이직 후 2달이 지난 지금 시점에서야 데이터 조회 방법을 학습 해보기로 마음 먹었습니다..😅

현재 직장에서는 3가지의 종류(MySQL, DynamoDB, Elasticsearch)의 데이터 저장소를 사용하는데, 저희 모듈 메인 DB인 DynamoDB 보다 먼저 ES(Elasticsearch) 의 데이터 조회 방법을 알아 보고자 합니다.

ES(Elasticsearch) 란?

우선 데이터 조회 방법을 포스팅 하기전에 ES가 무엇인지 간략하게 알아보는게 좋을 것 같습니다.

ES 공식 홈페이지에는 아래와 같이 설명이 되어 있습니다.

Elasticsearch는 텍스트, 숫자, 위치 기반 정보, 정형 및 비정형 데이터 등 모든 유형의 데이터를 위한 무료 검색 및 분석 엔진으로 분산형 및 개방형을 특징으로 합니다.

Elasticsearch는 Apache Lucene을 기반으로 구축되었으며, Elasticsearch N.V.(현재 명칭 Elastic)가 2010년에 최초로 출시했습니다.

간단한 REST API, 분산형 특징, 속도, 확장성으로 유명한 Elasticsearch는 데이터 수집, 보강, 저장, 분석, 시각화를 위한 무료 개방형 도구 모음인 Elastic Stack의 핵심 구성 요소입니다.
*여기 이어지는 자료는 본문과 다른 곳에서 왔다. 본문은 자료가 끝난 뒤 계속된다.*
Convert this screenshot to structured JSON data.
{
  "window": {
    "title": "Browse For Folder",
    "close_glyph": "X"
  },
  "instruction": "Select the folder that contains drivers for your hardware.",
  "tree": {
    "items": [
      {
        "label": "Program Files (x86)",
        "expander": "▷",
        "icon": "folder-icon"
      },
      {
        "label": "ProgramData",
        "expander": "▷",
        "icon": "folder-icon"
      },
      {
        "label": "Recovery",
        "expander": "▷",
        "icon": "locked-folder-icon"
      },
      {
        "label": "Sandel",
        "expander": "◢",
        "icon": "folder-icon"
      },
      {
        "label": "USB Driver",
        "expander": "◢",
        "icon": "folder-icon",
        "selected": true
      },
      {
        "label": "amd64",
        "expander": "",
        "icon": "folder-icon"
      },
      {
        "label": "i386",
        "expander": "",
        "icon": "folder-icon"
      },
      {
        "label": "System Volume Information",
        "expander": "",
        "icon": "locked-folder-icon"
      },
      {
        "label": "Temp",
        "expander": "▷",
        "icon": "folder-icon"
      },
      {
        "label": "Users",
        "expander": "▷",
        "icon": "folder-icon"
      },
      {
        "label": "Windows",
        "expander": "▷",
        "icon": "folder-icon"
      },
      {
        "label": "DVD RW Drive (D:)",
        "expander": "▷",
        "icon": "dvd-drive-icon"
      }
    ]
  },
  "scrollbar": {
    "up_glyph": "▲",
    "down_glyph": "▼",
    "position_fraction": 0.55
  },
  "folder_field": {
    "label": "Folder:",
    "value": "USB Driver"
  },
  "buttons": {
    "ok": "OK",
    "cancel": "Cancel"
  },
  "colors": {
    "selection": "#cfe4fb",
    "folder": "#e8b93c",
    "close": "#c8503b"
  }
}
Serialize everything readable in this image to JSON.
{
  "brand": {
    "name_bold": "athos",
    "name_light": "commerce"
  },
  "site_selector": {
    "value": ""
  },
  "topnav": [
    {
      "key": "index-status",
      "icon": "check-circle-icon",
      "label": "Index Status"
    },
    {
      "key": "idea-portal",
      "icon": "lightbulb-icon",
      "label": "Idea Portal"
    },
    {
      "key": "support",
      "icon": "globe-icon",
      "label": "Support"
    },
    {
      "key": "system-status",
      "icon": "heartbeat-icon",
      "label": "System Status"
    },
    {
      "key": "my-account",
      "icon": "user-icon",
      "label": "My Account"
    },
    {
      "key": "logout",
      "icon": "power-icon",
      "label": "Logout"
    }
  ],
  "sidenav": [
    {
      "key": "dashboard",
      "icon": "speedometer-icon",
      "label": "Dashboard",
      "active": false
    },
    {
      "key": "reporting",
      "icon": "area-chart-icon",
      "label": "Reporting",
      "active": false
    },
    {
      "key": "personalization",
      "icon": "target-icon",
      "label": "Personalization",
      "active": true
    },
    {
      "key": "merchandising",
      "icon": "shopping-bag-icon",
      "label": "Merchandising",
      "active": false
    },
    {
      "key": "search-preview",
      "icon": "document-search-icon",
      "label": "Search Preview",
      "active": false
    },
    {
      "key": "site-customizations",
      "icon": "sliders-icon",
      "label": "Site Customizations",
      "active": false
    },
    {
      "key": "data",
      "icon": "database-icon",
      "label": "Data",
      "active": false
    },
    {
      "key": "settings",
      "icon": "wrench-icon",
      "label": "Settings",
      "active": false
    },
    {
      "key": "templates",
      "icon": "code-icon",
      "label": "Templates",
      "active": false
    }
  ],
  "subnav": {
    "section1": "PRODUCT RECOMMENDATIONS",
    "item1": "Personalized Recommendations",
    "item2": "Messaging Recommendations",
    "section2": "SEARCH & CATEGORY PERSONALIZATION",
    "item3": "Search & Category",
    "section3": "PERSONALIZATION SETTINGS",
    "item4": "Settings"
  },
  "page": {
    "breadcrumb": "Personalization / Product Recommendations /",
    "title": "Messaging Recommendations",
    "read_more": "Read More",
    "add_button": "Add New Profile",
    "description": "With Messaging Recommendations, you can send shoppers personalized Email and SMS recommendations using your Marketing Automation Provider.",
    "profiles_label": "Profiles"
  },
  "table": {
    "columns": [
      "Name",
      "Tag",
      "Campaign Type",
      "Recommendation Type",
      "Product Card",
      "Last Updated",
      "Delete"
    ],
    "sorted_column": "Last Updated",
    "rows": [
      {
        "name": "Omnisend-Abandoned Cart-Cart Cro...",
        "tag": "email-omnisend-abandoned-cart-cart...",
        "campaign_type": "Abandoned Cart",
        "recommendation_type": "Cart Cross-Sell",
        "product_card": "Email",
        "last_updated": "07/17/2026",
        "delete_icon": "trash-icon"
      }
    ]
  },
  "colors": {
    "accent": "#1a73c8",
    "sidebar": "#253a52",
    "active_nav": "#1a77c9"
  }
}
보통 ELK Stack(Elasticsearch, Logstash, Kibana의 머리글자)이라고 하는 Elastic Stack에는 이제 데이터를 Elasticsearch로 전송하기 위한 경량의 다양한 데이터 수집 에이전트인 Beats가 포함되어 있습니다.

간단하게 말하면, 검색 엔진 또는 데이터 수집/분석/모니터링 등 대량의 데이터를 다룰 수 있는 오픈 소스 시스템 이라고 이해하면 될 것 같습니다.

Query Context 와 Filter Context

ES 데이터 조회 방식은 2가지 방식(search API, URI search)이 있지만, search API 에서 사용할 수 있도록 JSON 스타일의 도메인 전용 언어인 Query DSL에 대해 알아보겠습니다.

Query Context : Query Context 에 사용되는 query 절이 해당 query 절과 얼마나 일치하는지 점수화

Filter Context : Filter Context 에 사용되는 query 절이 해당 query 절과 일치 여부

두 Context 의 차이점

Query	Filter
Relevance	Yes or No
Full Text	Exact value
Not Cached	Cached
Scoring	No Scoring

Query DSL 설명

match_all, match_none

match_all : 모든 document 조회 match_none : 모든 document 를 가져오고 싶지 않을때 사용 (🙄🤔)

match

match : text, 숫자, 날짜 허용
표준 SQL 의 like ‘%{keyword}%’ 와 유사하나, 검색 keyword 를 analyze 함

“operator”: 를 사용하여, 결과를 다르게 만들 수 있음(AND or OR)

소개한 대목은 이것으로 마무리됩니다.